Kevin Murphy, CEO of Acreage Holdings, had a strong message for the investment community this week.
“This is 2008 for the cannabis industry.”

It’s a powerful metaphor. With the exception of new investors, all vividly recall the sickening plunge in stock valuations.

In the U.S., the S&P 500 began 2008 at 1,378.76 and ended the year at 865.58. From its 2008 high to its 2008 low, the Index was roughly halved in value.

How does the cannabis industry compare in 2019?

In fact, North America-wide, the legal cannabis industry has fallen much harder and much longer than the S&P 500 fell in 2008. From its 52-week high (319.73) to its 52-week low (108.50), legal cannabis stocks have fallen by 65% -- roughly two-thirds.

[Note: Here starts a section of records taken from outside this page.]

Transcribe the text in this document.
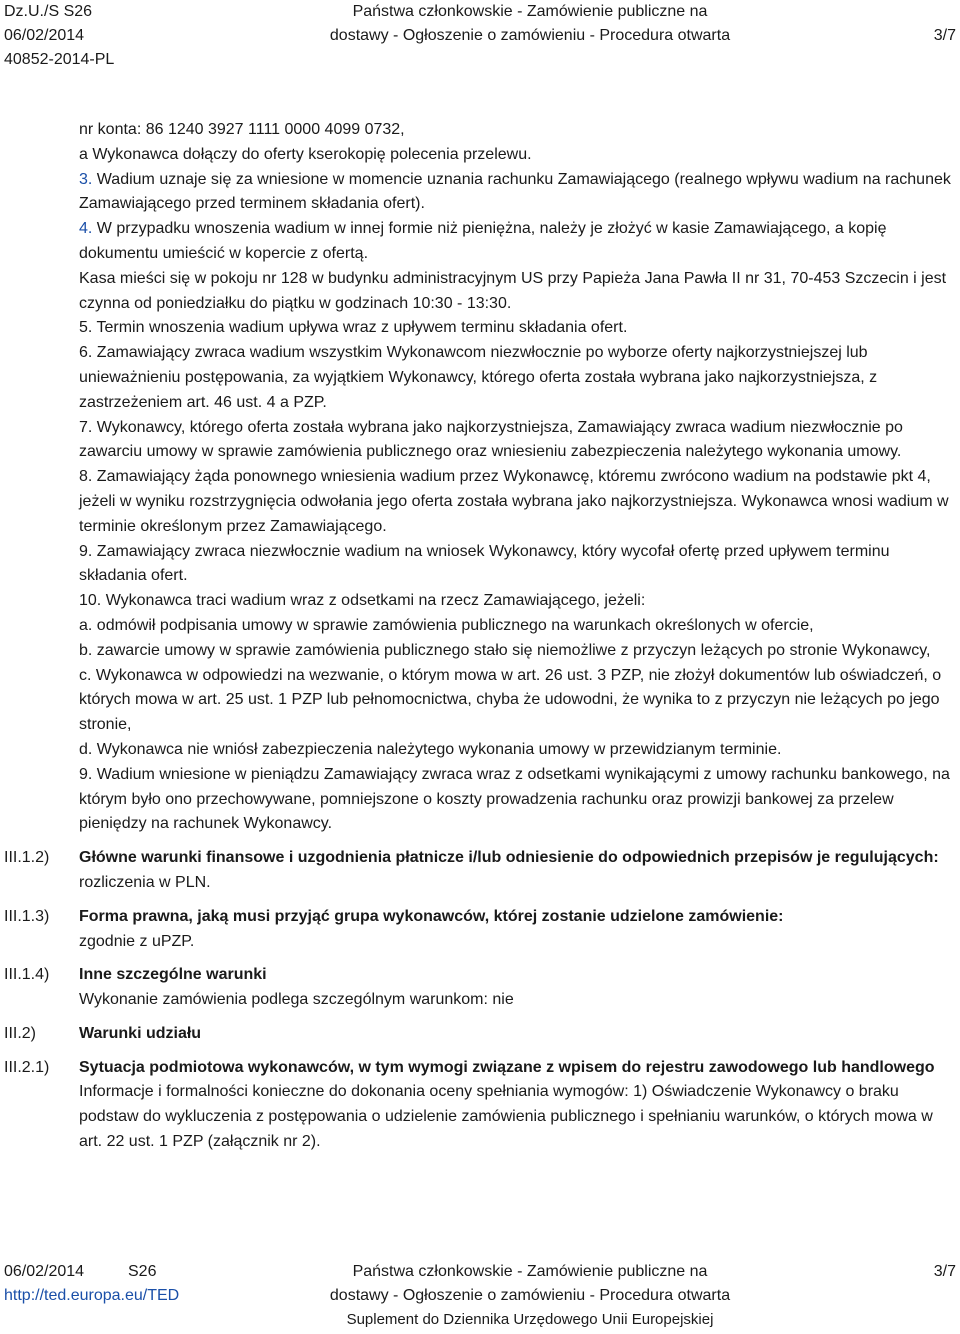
Dz.U./S S26
06/02/2014
40852-2014-PL
Państwa członkowskie - Zamówienie publiczne na
dostawy - Ogłoszenie o zamówieniu - Procedura otwarta	3/7

nr konta: 86 1240 3927 1111 0000 4099 0732,

a Wykonawca dołączy do oferty kserokopię polecenia przelewu.

3. Wadium uznaje się za wniesione w momencie uznania rachunku Zamawiającego (realnego wpływu wadium na rachunek Zamawiającego przed terminem składania ofert).

4. W przypadku wnoszenia wadium w innej formie niż pieniężna, należy je złożyć w kasie Zamawiającego, a kopię dokumentu umieścić w kopercie z ofertą.

Kasa mieści się w pokoju nr 128 w budynku administracyjnym US przy Papieża Jana Pawła II nr 31, 70-453 Szczecin i jest czynna od poniedziałku do piątku w godzinach 10:30 - 13:30.

5. Termin wnoszenia wadium upływa wraz z upływem terminu składania ofert.

6. Zamawiający zwraca wadium wszystkim Wykonawcom niezwłocznie po wyborze oferty najkorzystniejszej lub unieważnieniu postępowania, za wyjątkiem Wykonawcy, którego oferta została wybrana jako najkorzystniejsza, z zastrzeżeniem art. 46 ust. 4 a PZP.

7. Wykonawcy, którego oferta została wybrana jako najkorzystniejsza, Zamawiający zwraca wadium niezwłocznie po zawarciu umowy w sprawie zamówienia publicznego oraz wniesieniu zabezpieczenia należytego wykonania umowy.

8. Zamawiający żąda ponownego wniesienia wadium przez Wykonawcę, któremu zwrócono wadium na podstawie pkt 4, jeżeli w wyniku rozstrzygnięcia odwołania jego oferta została wybrana jako najkorzystniejsza. Wykonawca wnosi wadium w terminie określonym przez Zamawiającego.

9. Zamawiający zwraca niezwłocznie wadium na wniosek Wykonawcy, który wycofał ofertę przed upływem terminu składania ofert.

10. Wykonawca traci wadium wraz z odsetkami na rzecz Zamawiającego, jeżeli:

a. odmówił podpisania umowy w sprawie zamówienia publicznego na warunkach określonych w ofercie,

b. zawarcie umowy w sprawie zamówienia publicznego stało się niemożliwe z przyczyn leżących po stronie Wykonawcy,

c. Wykonawca w odpowiedzi na wezwanie, o którym mowa w art. 26 ust. 3 PZP, nie złożył dokumentów lub oświadczeń, o których mowa w art. 25 ust. 1 PZP lub pełnomocnictwa, chyba że udowodni, że wynika to z przyczyn nie leżących po jego stronie,

d. Wykonawca nie wniósł zabezpieczenia należytego wykonania umowy w przewidzianym terminie.

9. Wadium wniesione w pieniądzu Zamawiający zwraca wraz z odsetkami wynikającymi z umowy rachunku bankowego, na którym było ono przechowywane, pomniejszone o koszty prowadzenia rachunku oraz prowizji bankowej za przelew pieniędzy na rachunek Wykonawcy.

Główne warunki finansowe i uzgodnienia płatnicze i/lub odniesienie do odpowiednich przepisów je regulujących:

rozliczenia w PLN.

Forma prawna, jaką musi przyjąć grupa wykonawców, której zostanie udzielone zamówienie:

zgodnie z uPZP.

Inne szczególne warunki

Wykonanie zamówienia podlega szczególnym warunkom: nie

Warunki udziału

Sytuacja podmiotowa wykonawców, w tym wymogi związane z wpisem do rejestru zawodowego lub handlowego

Informacje i formalności konieczne do dokonania oceny spełniania wymogów: 1) Oświadczenie Wykonawcy o braku podstaw do wykluczenia z postępowania o udzielenie zamówienia publicznego i spełnianiu warunków, o których mowa w art. 22 ust. 1 PZP (załącznik nr 2).

III.1.2)
III.1.3)
III.1.4)
III.2)
III.2.1)
06/02/2014	S26
http://ted.europa.eu/TED
Państwa członkowskie - Zamówienie publiczne na
dostawy - Ogłoszenie o zamówieniu - Procedura otwarta
Suplement do Dziennika Urzędowego Unii Europejskiej
3/7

The other importance difference between the S&P 500 of 2008 and the legal cannabis industry of 2009?

The S&P 500 is an index of large-cap companies, in mature industries, with (generally) very modest growth rates.

In contrast, the legal cannabis industry is an emerging industry, with a huge growth rate, that is still in its infancy.

At surface level, Kevin Murphy’s message was more or less stating the obvious: cannabis stocks have fallen very hard. But there is an additional dimension to his message that becomes equally obvious as soon as we ask one additional question.

What happened with the S&P 500 in 2009?

The S&P 500 closed 2009 at 1,123.58. That represents roughly a 30% rise in the entire Index. It didn’t regain all its 2008 losses in one year, but it was a very respectable rise.

More importantly, it has risen every year since then (except 2015) and sits today at 3,165.87. But as noted, these are large-cap companies with modest growth rates.

What should we expect from the high-growth legal cannabis industry in 2020?

For investors who see 2008 as a close parallel, at the very least investors should expect cannabis companies to recover all of their 2019 losses – do the much greater growth rate of the legal cannabis industry versus the S&P 500.

Let’s assume the Marijuana Index (for North America) closes 2019 at today’s level: 112.76. That would set up cannabis stocks to triple in 2020 – sector-wide.

That is not at all implausible.

A mere glance at the chart above shows that cannabis stocks can rise much faster than they fall. The entire Index tripled in value to close out 2017 – in just over two months.

Was the year 2019 the cannabis industry’s “2008”?

It is a very reasonable hypothesis. For value investors who subscribe to this idea, the message is very simple. Get your marijuana stocks now, while they are still on sale.

Regular readers of The Seed Investor will recall seeing a very similar message here, roughly three weeks earlier.
What is REALLY Happening in Cannabis? Part 2: Capitalizing on the Carnage

…Cannabis stocks are so low that investors might be able to make lots of money “stock-picking” wearing a blindfold and throwing darts at the wall.

Precious metals stocks were similarly depressed at the beginning of 2009.

By early 2011, the entire sector had recorded a ten-bagger.

Framed in different terms, but the same message as Kevin Murphy’s. We also quoted another rather well-known market pundit.
“Be fearful when others are greedy and greedy when others are fearful.”

- Warren Buffett

The “fear” in the cannabis space is intense, stoked on a daily basis by the negatively slanted reporting from the mainstream media.

Officially, next month will be January 2020.

But don’t blame cannabis investors if many of them are seeing “January 2009”.